Marc Leishman finished three shots off the pace. Picture: AAP/Craig Golding
Marc Leishman finished three shots off the pace. Picture: AAP/Craig Golding

 

The world's No. 1 ranked amateur, Kanaya got off to a flyer with five birdies on the front nine and held the clubhouse until late in the afternoon when Yu joined him after reeling off an astonishing seven birdies in his last 12 holes.

"I played great out there," he said. "The air didn't smell really good, but I can get used to

it, so no big deal to me."

AUSTRALIAN OPEN SNIPPETS

Hoping to shoot two-under par on Friday would ordinarily be a rather modest goal.

But it would be quite a feat for Chad Pfeifer, who'd never hit a golf ball before having his left leg blown off in the Iraq war.

"There were definitely a few times when I got pretty depressed and wanted to commit suicide and it was golf that gave me something to look forward to," Pfeifer said.

"So it definitely saved my life."

Twelve years on from that life-changing day while serving in the US Army, Pfiefer is among 12 players teeing off in the second All Abilities Championship in Sydney.

 

Chad Pfeifer playing in Dubai. Picture: Ross Kinnaird/Getty
Chad Pfeifer playing in Dubai. Picture: Ross Kinnaird/Getty

 

The first amputee veteran to get a start on the web.com tour, the secondary tour in the US, Pfeifer plays off a plus-two handicap and once carded 10-under par around his home club in Idaho.

He and his rivals will hit off from the same tees as Adam Scott and co and don't want any favours from officials.

"Ultimately it will come down to putting," Pfeifer said.

"I think the big difference between us and the (able-bodied) tour players is they're used to putting on greens this quick."

PERFECT PREP TO KNOCK OFF TIGER

Marc Leishman is confident that playing the Australian Open is ideal preparation for International team members of the Presidents Cup despite the move being called in to question.

Six members of the 12-man International side, who will face a Tiger Woods-led American team next week, teed it up in Sydney. Captain Ernie Els and his assistants Geoff Ogilvy, Mike Weir and KJ Choi are the in Open field, too.

But Australian golf great Ian Baker-Finch has suggested the Internationals would be just as well served if they spent this week playing Cup host Royal Melbourne instead.

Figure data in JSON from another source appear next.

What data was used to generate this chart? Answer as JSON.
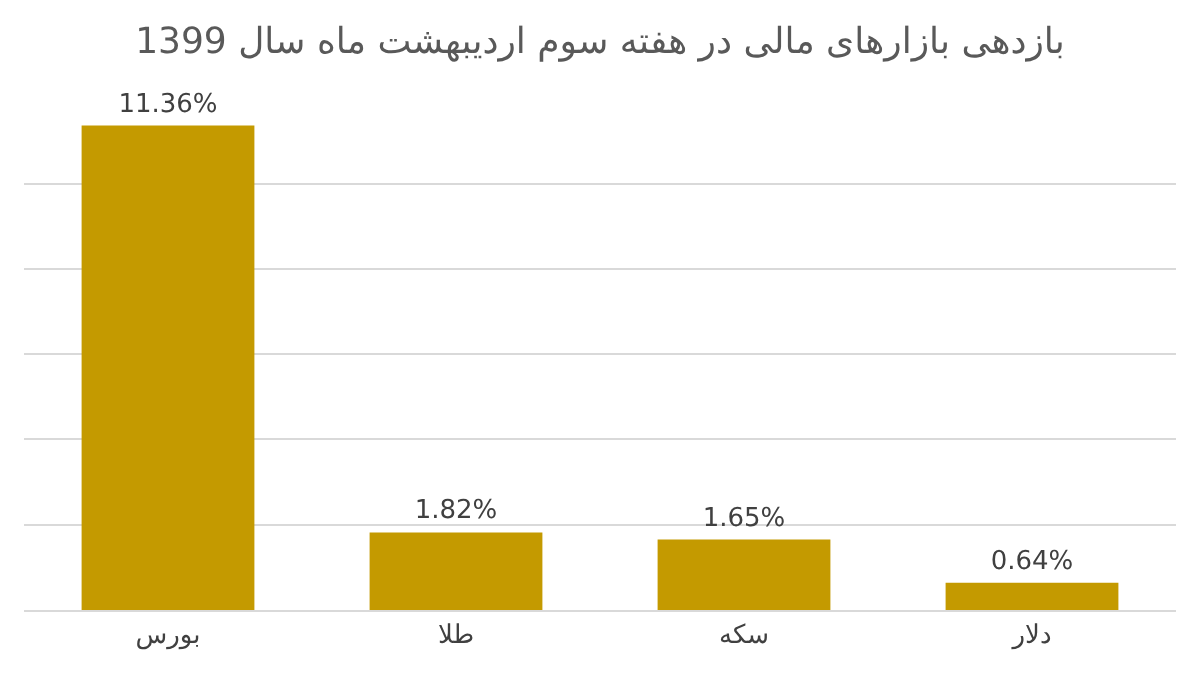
{
  "chart_data": {
    "type": "bar",
    "title": "بازدهی بازارهای مالی در هفته سوم اردیبهشت ماه سال 1399",
    "categories": [
      "بورس",
      "طلا",
      "سکه",
      "دلار"
    ],
    "values": [
      11.36,
      1.82,
      1.65,
      0.64
    ],
    "value_labels": [
      "11.36%",
      "1.82%",
      "1.65%",
      "0.64%"
    ],
    "color": "#c49a00",
    "yticks": [
      {
        "value": 0,
        "label": null
      },
      {
        "value": 2,
        "label": null
      },
      {
        "value": 4,
        "label": null
      },
      {
        "value": 6,
        "label": null
      },
      {
        "value": 8,
        "label": null
      },
      {
        "value": 10,
        "label": null
      }
    ],
    "grid": "y",
    "tick_labels": "x"
  }
}
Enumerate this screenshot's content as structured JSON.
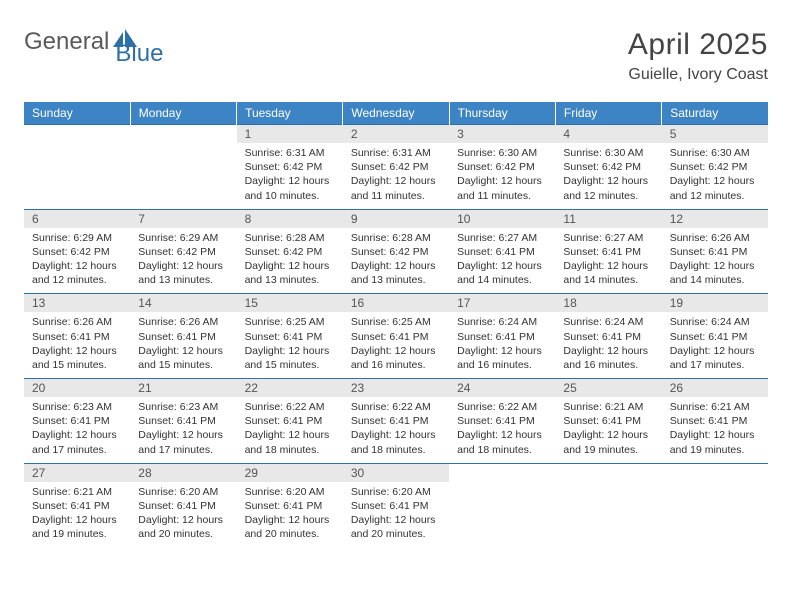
{
  "logo": {
    "text1": "General",
    "text2": "Blue"
  },
  "title": "April 2025",
  "location": "Guielle, Ivory Coast",
  "header_bg": "#3d84c4",
  "rule_color": "#2f6fa8",
  "daynum_bg": "#e8e8e8",
  "weekdays": [
    "Sunday",
    "Monday",
    "Tuesday",
    "Wednesday",
    "Thursday",
    "Friday",
    "Saturday"
  ],
  "weeks": [
    [
      {
        "n": "",
        "sr": "",
        "ss": "",
        "dl": ""
      },
      {
        "n": "",
        "sr": "",
        "ss": "",
        "dl": ""
      },
      {
        "n": "1",
        "sr": "Sunrise: 6:31 AM",
        "ss": "Sunset: 6:42 PM",
        "dl": "Daylight: 12 hours and 10 minutes."
      },
      {
        "n": "2",
        "sr": "Sunrise: 6:31 AM",
        "ss": "Sunset: 6:42 PM",
        "dl": "Daylight: 12 hours and 11 minutes."
      },
      {
        "n": "3",
        "sr": "Sunrise: 6:30 AM",
        "ss": "Sunset: 6:42 PM",
        "dl": "Daylight: 12 hours and 11 minutes."
      },
      {
        "n": "4",
        "sr": "Sunrise: 6:30 AM",
        "ss": "Sunset: 6:42 PM",
        "dl": "Daylight: 12 hours and 12 minutes."
      },
      {
        "n": "5",
        "sr": "Sunrise: 6:30 AM",
        "ss": "Sunset: 6:42 PM",
        "dl": "Daylight: 12 hours and 12 minutes."
      }
    ],
    [
      {
        "n": "6",
        "sr": "Sunrise: 6:29 AM",
        "ss": "Sunset: 6:42 PM",
        "dl": "Daylight: 12 hours and 12 minutes."
      },
      {
        "n": "7",
        "sr": "Sunrise: 6:29 AM",
        "ss": "Sunset: 6:42 PM",
        "dl": "Daylight: 12 hours and 13 minutes."
      },
      {
        "n": "8",
        "sr": "Sunrise: 6:28 AM",
        "ss": "Sunset: 6:42 PM",
        "dl": "Daylight: 12 hours and 13 minutes."
      },
      {
        "n": "9",
        "sr": "Sunrise: 6:28 AM",
        "ss": "Sunset: 6:42 PM",
        "dl": "Daylight: 12 hours and 13 minutes."
      },
      {
        "n": "10",
        "sr": "Sunrise: 6:27 AM",
        "ss": "Sunset: 6:41 PM",
        "dl": "Daylight: 12 hours and 14 minutes."
      },
      {
        "n": "11",
        "sr": "Sunrise: 6:27 AM",
        "ss": "Sunset: 6:41 PM",
        "dl": "Daylight: 12 hours and 14 minutes."
      },
      {
        "n": "12",
        "sr": "Sunrise: 6:26 AM",
        "ss": "Sunset: 6:41 PM",
        "dl": "Daylight: 12 hours and 14 minutes."
      }
    ],
    [
      {
        "n": "13",
        "sr": "Sunrise: 6:26 AM",
        "ss": "Sunset: 6:41 PM",
        "dl": "Daylight: 12 hours and 15 minutes."
      },
      {
        "n": "14",
        "sr": "Sunrise: 6:26 AM",
        "ss": "Sunset: 6:41 PM",
        "dl": "Daylight: 12 hours and 15 minutes."
      },
      {
        "n": "15",
        "sr": "Sunrise: 6:25 AM",
        "ss": "Sunset: 6:41 PM",
        "dl": "Daylight: 12 hours and 15 minutes."
      },
      {
        "n": "16",
        "sr": "Sunrise: 6:25 AM",
        "ss": "Sunset: 6:41 PM",
        "dl": "Daylight: 12 hours and 16 minutes."
      },
      {
        "n": "17",
        "sr": "Sunrise: 6:24 AM",
        "ss": "Sunset: 6:41 PM",
        "dl": "Daylight: 12 hours and 16 minutes."
      },
      {
        "n": "18",
        "sr": "Sunrise: 6:24 AM",
        "ss": "Sunset: 6:41 PM",
        "dl": "Daylight: 12 hours and 16 minutes."
      },
      {
        "n": "19",
        "sr": "Sunrise: 6:24 AM",
        "ss": "Sunset: 6:41 PM",
        "dl": "Daylight: 12 hours and 17 minutes."
      }
    ],
    [
      {
        "n": "20",
        "sr": "Sunrise: 6:23 AM",
        "ss": "Sunset: 6:41 PM",
        "dl": "Daylight: 12 hours and 17 minutes."
      },
      {
        "n": "21",
        "sr": "Sunrise: 6:23 AM",
        "ss": "Sunset: 6:41 PM",
        "dl": "Daylight: 12 hours and 17 minutes."
      },
      {
        "n": "22",
        "sr": "Sunrise: 6:22 AM",
        "ss": "Sunset: 6:41 PM",
        "dl": "Daylight: 12 hours and 18 minutes."
      },
      {
        "n": "23",
        "sr": "Sunrise: 6:22 AM",
        "ss": "Sunset: 6:41 PM",
        "dl": "Daylight: 12 hours and 18 minutes."
      },
      {
        "n": "24",
        "sr": "Sunrise: 6:22 AM",
        "ss": "Sunset: 6:41 PM",
        "dl": "Daylight: 12 hours and 18 minutes."
      },
      {
        "n": "25",
        "sr": "Sunrise: 6:21 AM",
        "ss": "Sunset: 6:41 PM",
        "dl": "Daylight: 12 hours and 19 minutes."
      },
      {
        "n": "26",
        "sr": "Sunrise: 6:21 AM",
        "ss": "Sunset: 6:41 PM",
        "dl": "Daylight: 12 hours and 19 minutes."
      }
    ],
    [
      {
        "n": "27",
        "sr": "Sunrise: 6:21 AM",
        "ss": "Sunset: 6:41 PM",
        "dl": "Daylight: 12 hours and 19 minutes."
      },
      {
        "n": "28",
        "sr": "Sunrise: 6:20 AM",
        "ss": "Sunset: 6:41 PM",
        "dl": "Daylight: 12 hours and 20 minutes."
      },
      {
        "n": "29",
        "sr": "Sunrise: 6:20 AM",
        "ss": "Sunset: 6:41 PM",
        "dl": "Daylight: 12 hours and 20 minutes."
      },
      {
        "n": "30",
        "sr": "Sunrise: 6:20 AM",
        "ss": "Sunset: 6:41 PM",
        "dl": "Daylight: 12 hours and 20 minutes."
      },
      {
        "n": "",
        "sr": "",
        "ss": "",
        "dl": ""
      },
      {
        "n": "",
        "sr": "",
        "ss": "",
        "dl": ""
      },
      {
        "n": "",
        "sr": "",
        "ss": "",
        "dl": ""
      }
    ]
  ]
}
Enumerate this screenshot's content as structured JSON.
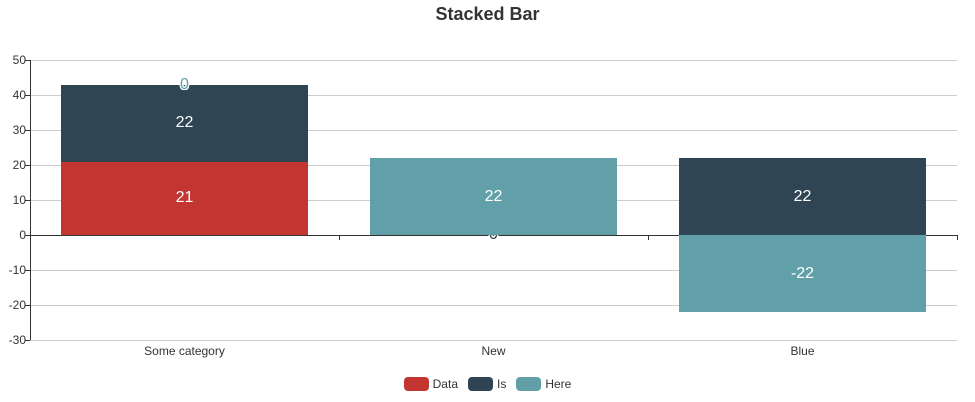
{
  "title": "Stacked Bar",
  "chart_data": {
    "type": "bar",
    "stacked": true,
    "title": "Stacked Bar",
    "categories": [
      "Some category",
      "New",
      "Blue"
    ],
    "series": [
      {
        "name": "Data",
        "color": "#c23531",
        "values": [
          21,
          0,
          0
        ]
      },
      {
        "name": "Is",
        "color": "#2f4554",
        "values": [
          22,
          0,
          22
        ]
      },
      {
        "name": "Here",
        "color": "#61a0a8",
        "values": [
          0,
          22,
          -22
        ]
      }
    ],
    "ylim": [
      -30,
      50
    ],
    "yticks": [
      50,
      40,
      30,
      20,
      10,
      0,
      -10,
      -20,
      -30
    ],
    "grid": true,
    "legend": [
      "Data",
      "Is",
      "Here"
    ],
    "legend_position": "bottom",
    "value_label_color": "#ffffff",
    "axis_label_color": "#333333",
    "gridline_color": "#cccccc",
    "axis_line_color": "#333333"
  }
}
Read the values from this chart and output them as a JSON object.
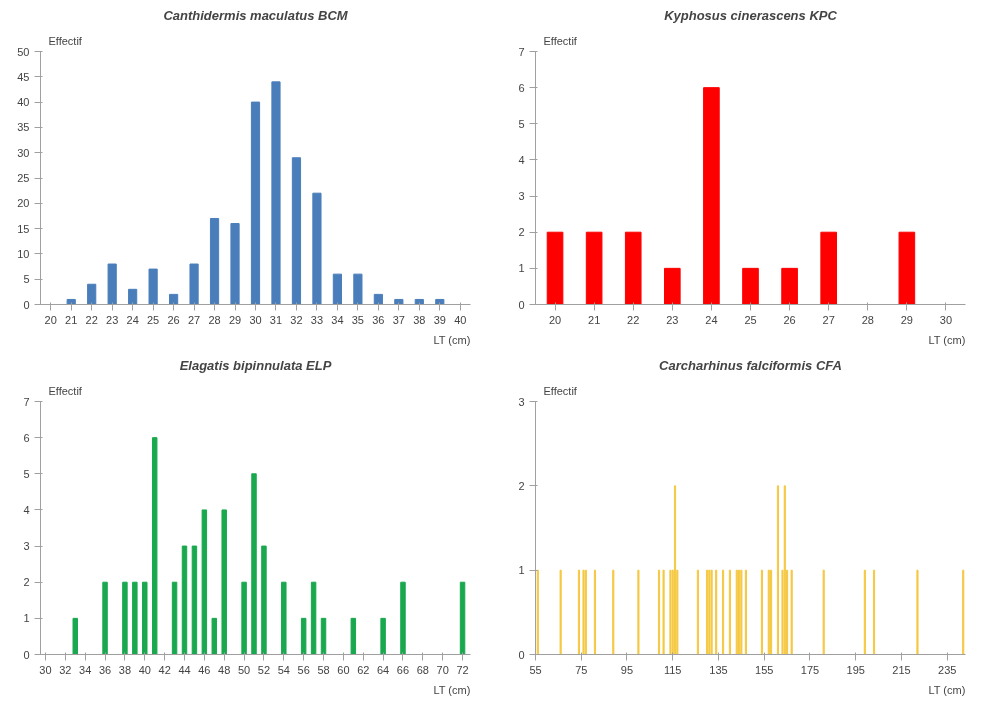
{
  "chart_data": [
    {
      "type": "bar",
      "title": "Canthidermis maculatus BCM",
      "xlabel": "LT (cm)",
      "ylabel": "Effectif",
      "categories": [
        "20",
        "21",
        "22",
        "23",
        "24",
        "25",
        "26",
        "27",
        "28",
        "29",
        "30",
        "31",
        "32",
        "33",
        "34",
        "35",
        "36",
        "37",
        "38",
        "39",
        "40"
      ],
      "series": [
        {
          "color": "#4a7ebb",
          "values": [
            0,
            1,
            4,
            8,
            3,
            7,
            2,
            8,
            17,
            16,
            40,
            44,
            29,
            22,
            6,
            6,
            2,
            1,
            1,
            1,
            0
          ]
        }
      ],
      "ylim": [
        0,
        50
      ],
      "yticks": [
        0,
        5,
        10,
        15,
        20,
        25,
        30,
        35,
        40,
        45,
        50
      ],
      "grid": false
    },
    {
      "type": "bar",
      "title": "Kyphosus cinerascens KPC",
      "xlabel": "LT (cm)",
      "ylabel": "Effectif",
      "categories": [
        "20",
        "21",
        "22",
        "23",
        "24",
        "25",
        "26",
        "27",
        "28",
        "29",
        "30"
      ],
      "series": [
        {
          "color": "#ff0000",
          "values": [
            2,
            2,
            2,
            1,
            6,
            1,
            1,
            2,
            0,
            2,
            0
          ]
        }
      ],
      "ylim": [
        0,
        7
      ],
      "yticks": [
        0,
        1,
        2,
        3,
        4,
        5,
        6,
        7
      ],
      "grid": false
    },
    {
      "type": "bar",
      "title": "Elagatis bipinnulata ELP",
      "xlabel": "LT (cm)",
      "ylabel": "Effectif",
      "x": [
        33,
        36,
        38,
        39,
        40,
        41,
        43,
        44,
        45,
        46,
        47,
        48,
        50,
        51,
        52,
        54,
        56,
        57,
        58,
        61,
        64,
        66,
        72
      ],
      "series": [
        {
          "color": "#1aa84f",
          "values": [
            1,
            2,
            2,
            2,
            2,
            6,
            2,
            3,
            3,
            4,
            1,
            4,
            2,
            5,
            3,
            2,
            1,
            2,
            1,
            1,
            1,
            2,
            2
          ]
        }
      ],
      "xlim": [
        29.5,
        72.8
      ],
      "xticks": [
        30,
        32,
        34,
        36,
        38,
        40,
        42,
        44,
        46,
        48,
        50,
        52,
        54,
        56,
        58,
        60,
        62,
        64,
        66,
        68,
        70,
        72
      ],
      "ylim": [
        0,
        7
      ],
      "yticks": [
        0,
        1,
        2,
        3,
        4,
        5,
        6,
        7
      ],
      "grid": false
    },
    {
      "type": "bar",
      "title": "Carcharhinus falciformis CFA",
      "xlabel": "LT (cm)",
      "ylabel": "Effectif",
      "x": [
        56,
        66,
        74,
        76,
        77,
        81,
        89,
        100,
        109,
        111,
        114,
        115,
        116,
        117,
        126,
        130,
        131,
        132,
        134,
        137,
        140,
        143,
        144,
        145,
        147,
        154,
        157,
        158,
        161,
        163,
        164,
        165,
        167,
        181,
        199,
        203,
        222,
        242
      ],
      "series": [
        {
          "color": "#f5c842",
          "values": [
            1,
            1,
            1,
            1,
            1,
            1,
            1,
            1,
            1,
            1,
            1,
            1,
            2,
            1,
            1,
            1,
            1,
            1,
            1,
            1,
            1,
            1,
            1,
            1,
            1,
            1,
            1,
            1,
            2,
            1,
            2,
            1,
            1,
            1,
            1,
            1,
            1,
            1
          ]
        }
      ],
      "xlim": [
        55,
        243
      ],
      "xticks": [
        55,
        75,
        95,
        115,
        135,
        155,
        175,
        195,
        215,
        235
      ],
      "ylim": [
        0,
        3
      ],
      "yticks": [
        0,
        1,
        2,
        3
      ],
      "grid": false
    }
  ]
}
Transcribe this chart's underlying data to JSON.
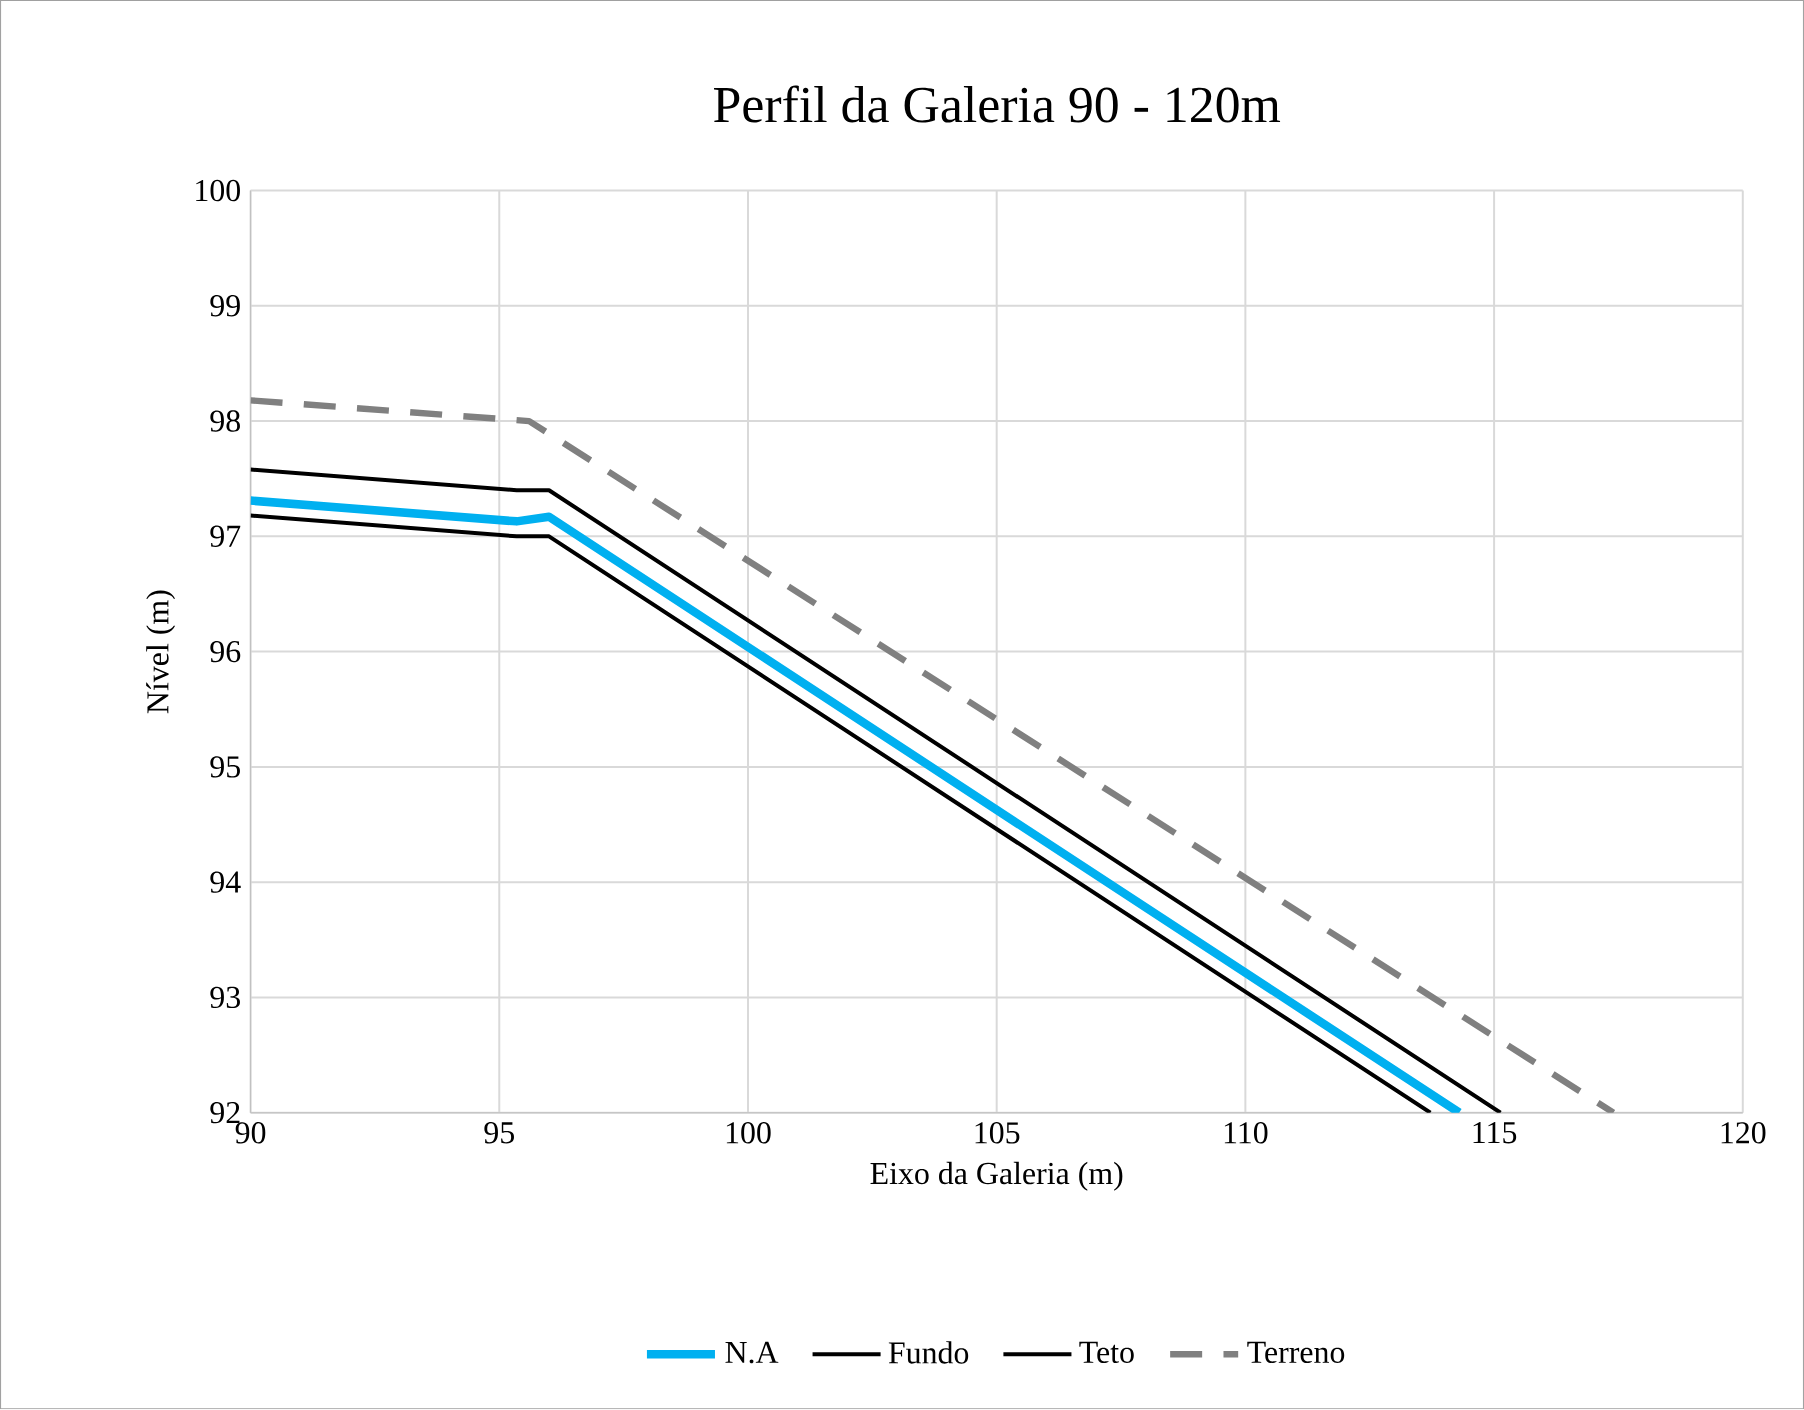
{
  "chart_data": {
    "type": "line",
    "title": "Perfil da Galeria 90 - 120m",
    "xlabel": "Eixo da Galeria (m)",
    "ylabel": "Nível (m)",
    "xlim": [
      90,
      120
    ],
    "ylim": [
      92,
      100
    ],
    "xticks": [
      90,
      95,
      100,
      105,
      110,
      115,
      120
    ],
    "yticks": [
      92,
      93,
      94,
      95,
      96,
      97,
      98,
      99,
      100
    ],
    "grid": true,
    "legend": "bottom",
    "series": [
      {
        "name": "N.A",
        "color": "#00b0f0",
        "x": [
          90,
          95.35,
          96,
          114.3
        ],
        "values": [
          97.31,
          97.13,
          97.17,
          92
        ]
      },
      {
        "name": "Fundo",
        "color": "#000000",
        "x": [
          90,
          95.35,
          96,
          113.72
        ],
        "values": [
          97.18,
          97.0,
          97.0,
          92
        ]
      },
      {
        "name": "Teto",
        "color": "#000000",
        "x": [
          90,
          95.35,
          96,
          115.13
        ],
        "values": [
          97.58,
          97.4,
          97.4,
          92
        ]
      },
      {
        "name": "Terreno",
        "color": "#808080",
        "line_style": "dashed",
        "x": [
          90,
          95.6,
          117.4
        ],
        "values": [
          98.18,
          98.0,
          92
        ]
      }
    ]
  }
}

World No.27 Leishman wanted to be tested under the gun.

"The greens at The Australian are firm, but completely different level to Royal Melbourne," Leishman said after a solid 69 to sit at two-under-par.

"I played there on Monday (before coming to Sydney) and it's bouncing hard; some of the shots I hit today that finished close to the hole would have been 40 feet away at Royal Melbourne. It's that different.

"(Playing all week in Melbourne) would have been great preparation but I like to get into the tournament mode; hit shots under the pump.

"There's no right or wrong way to (prepare); I guess it's different strokes for different folks."